# Opus 6mg e liquid..



## kOekIes (14/9/15)

So not that experienced in vaping yet.. Only been vaping for about 6 months. Currently using joyetech ego one mega atty and battery with clr coils built at 0.5ohm. Trying out different brands of juice trying to find my favourite. Get all my stuff from a eciggies agent in p.e. Because I don't onoe of any other vapeshops here and want to try the oplus flavours... Anyone tried it before??


----------



## Andre (14/9/15)

To low in mg for me. See it is a Chinese brand. Let us know how you find it should you decide to try.


----------



## kOekIes (14/9/15)

Andre said:


> To low in mg for me. See it is a Chinese brand. Let us know how you find it should you decide to try.
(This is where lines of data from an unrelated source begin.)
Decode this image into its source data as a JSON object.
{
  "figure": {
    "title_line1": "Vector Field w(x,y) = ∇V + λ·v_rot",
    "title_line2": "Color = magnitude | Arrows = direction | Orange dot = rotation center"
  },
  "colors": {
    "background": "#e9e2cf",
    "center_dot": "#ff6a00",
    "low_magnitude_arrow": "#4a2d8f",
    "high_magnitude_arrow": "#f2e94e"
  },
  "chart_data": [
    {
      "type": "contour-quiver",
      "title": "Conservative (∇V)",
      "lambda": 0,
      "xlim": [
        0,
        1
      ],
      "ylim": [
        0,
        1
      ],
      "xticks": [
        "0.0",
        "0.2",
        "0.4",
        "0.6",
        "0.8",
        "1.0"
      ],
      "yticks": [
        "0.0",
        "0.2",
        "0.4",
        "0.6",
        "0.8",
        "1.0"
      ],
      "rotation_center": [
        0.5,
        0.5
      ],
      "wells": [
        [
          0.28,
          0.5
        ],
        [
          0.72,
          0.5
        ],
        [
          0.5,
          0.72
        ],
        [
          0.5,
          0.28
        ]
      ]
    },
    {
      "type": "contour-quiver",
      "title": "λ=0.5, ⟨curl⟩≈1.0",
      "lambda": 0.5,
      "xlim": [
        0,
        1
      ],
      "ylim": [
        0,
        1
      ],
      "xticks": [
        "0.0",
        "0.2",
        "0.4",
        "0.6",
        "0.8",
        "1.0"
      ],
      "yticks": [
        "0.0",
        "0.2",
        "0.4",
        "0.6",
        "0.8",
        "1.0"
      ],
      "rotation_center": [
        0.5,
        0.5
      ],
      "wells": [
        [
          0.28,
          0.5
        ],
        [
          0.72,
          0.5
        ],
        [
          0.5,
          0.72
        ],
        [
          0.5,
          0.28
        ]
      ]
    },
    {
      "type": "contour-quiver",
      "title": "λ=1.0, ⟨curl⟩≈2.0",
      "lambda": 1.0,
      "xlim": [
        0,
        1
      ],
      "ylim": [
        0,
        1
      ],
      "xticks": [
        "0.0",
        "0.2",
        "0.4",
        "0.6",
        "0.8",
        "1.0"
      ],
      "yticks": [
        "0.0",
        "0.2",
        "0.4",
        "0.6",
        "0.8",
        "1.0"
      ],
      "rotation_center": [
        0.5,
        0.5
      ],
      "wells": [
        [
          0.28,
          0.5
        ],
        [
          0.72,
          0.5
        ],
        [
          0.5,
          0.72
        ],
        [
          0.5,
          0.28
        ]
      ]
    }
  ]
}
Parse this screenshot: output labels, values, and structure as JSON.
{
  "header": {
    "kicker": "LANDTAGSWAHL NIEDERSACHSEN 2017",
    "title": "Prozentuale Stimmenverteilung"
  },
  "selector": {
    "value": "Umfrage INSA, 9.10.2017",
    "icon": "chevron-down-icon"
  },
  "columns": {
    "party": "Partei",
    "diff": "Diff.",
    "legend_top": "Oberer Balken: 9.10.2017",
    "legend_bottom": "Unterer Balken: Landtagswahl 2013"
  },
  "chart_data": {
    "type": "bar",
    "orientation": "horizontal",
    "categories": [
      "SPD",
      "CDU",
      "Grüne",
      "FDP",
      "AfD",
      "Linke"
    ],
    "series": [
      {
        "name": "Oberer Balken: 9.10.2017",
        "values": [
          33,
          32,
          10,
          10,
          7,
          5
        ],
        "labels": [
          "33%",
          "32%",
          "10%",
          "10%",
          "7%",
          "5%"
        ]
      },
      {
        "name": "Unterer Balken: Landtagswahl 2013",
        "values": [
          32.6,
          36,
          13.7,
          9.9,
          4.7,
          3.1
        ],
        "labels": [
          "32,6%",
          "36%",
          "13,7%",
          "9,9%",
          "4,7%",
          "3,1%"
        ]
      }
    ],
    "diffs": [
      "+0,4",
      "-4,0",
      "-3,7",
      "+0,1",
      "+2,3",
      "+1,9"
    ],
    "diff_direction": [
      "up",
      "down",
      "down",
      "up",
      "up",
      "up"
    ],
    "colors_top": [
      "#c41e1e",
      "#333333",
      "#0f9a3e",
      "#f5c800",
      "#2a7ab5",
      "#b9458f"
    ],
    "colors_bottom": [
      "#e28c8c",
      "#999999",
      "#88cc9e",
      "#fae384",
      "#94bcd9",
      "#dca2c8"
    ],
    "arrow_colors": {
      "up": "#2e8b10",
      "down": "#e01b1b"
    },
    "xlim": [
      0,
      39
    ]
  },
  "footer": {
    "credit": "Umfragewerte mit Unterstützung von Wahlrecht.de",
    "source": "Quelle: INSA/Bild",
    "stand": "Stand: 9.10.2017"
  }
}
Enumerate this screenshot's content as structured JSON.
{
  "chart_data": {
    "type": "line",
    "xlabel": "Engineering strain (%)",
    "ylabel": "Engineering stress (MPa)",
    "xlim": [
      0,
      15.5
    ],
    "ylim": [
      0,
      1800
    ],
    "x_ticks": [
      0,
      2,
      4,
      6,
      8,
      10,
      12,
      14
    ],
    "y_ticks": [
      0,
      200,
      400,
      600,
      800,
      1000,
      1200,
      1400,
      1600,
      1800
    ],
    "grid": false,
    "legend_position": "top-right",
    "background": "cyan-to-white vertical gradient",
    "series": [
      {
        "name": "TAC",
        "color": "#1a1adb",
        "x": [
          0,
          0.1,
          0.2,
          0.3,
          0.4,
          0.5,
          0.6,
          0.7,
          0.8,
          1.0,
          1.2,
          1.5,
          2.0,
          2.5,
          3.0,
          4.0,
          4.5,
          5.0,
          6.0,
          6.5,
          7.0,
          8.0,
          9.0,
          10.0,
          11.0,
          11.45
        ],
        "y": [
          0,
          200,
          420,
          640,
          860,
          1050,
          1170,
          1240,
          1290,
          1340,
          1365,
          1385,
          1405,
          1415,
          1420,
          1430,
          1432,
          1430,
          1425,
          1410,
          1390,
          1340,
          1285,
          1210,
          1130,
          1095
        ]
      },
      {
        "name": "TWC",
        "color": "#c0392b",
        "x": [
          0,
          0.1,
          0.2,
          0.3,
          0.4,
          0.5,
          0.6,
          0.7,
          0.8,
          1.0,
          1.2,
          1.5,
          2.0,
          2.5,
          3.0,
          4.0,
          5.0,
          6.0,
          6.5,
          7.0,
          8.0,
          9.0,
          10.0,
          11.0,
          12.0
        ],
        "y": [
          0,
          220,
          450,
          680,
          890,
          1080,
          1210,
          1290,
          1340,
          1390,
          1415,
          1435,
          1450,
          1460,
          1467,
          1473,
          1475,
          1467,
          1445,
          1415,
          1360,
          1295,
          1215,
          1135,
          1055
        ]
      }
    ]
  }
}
Will do.. I have been vaping 12-18mg.. But im chasing bigger clouds now and not just vaping for my nic fix.. So thats why im going lower in mg


----------



## kOekIes (17/9/15)

Andre said:


> To low in mg for me. See it is a Chinese brand. Let us know how you find it should you decide to try.


Bro.. Best flav I have had to date... 70/40 vg/pg... And streaming it with my new evic vt at 60w I make mega clouds and get my nic fix!!

Reactions: Like 1


----------



## Andre (17/9/15)

kOekIes said:


> Bro.. Best flav I have had to date... 70/40 vg/pg... And streaming it with my new evic vt at 60w I make mega clouds and get my nic fix!!


Great stuff. Which flavour(s) did you get?


----------



## kOekIes (17/9/15)

Andre said:


> Great stuff. Which flavour(s) did you get?


i got the pacific rim and the yellow sub.

http://eciggies.co.za/e-Liquidz/OPLUS-NICKNAK-30ml-6mg/OPLUS-PACIFIC-RIM-30ml-6mg
http://eciggies.co.za/e-Liquidz/OPLUS-NICKNAK-30ml-6mg/OPLUS-YELLOW-SUB-30ml-6mg

THe yellow sub tastes just like blue mix hubly flavour if you ever smoked hub. its really awesome.. and for the price... its even beter...

Reactions: Thanks 1


----------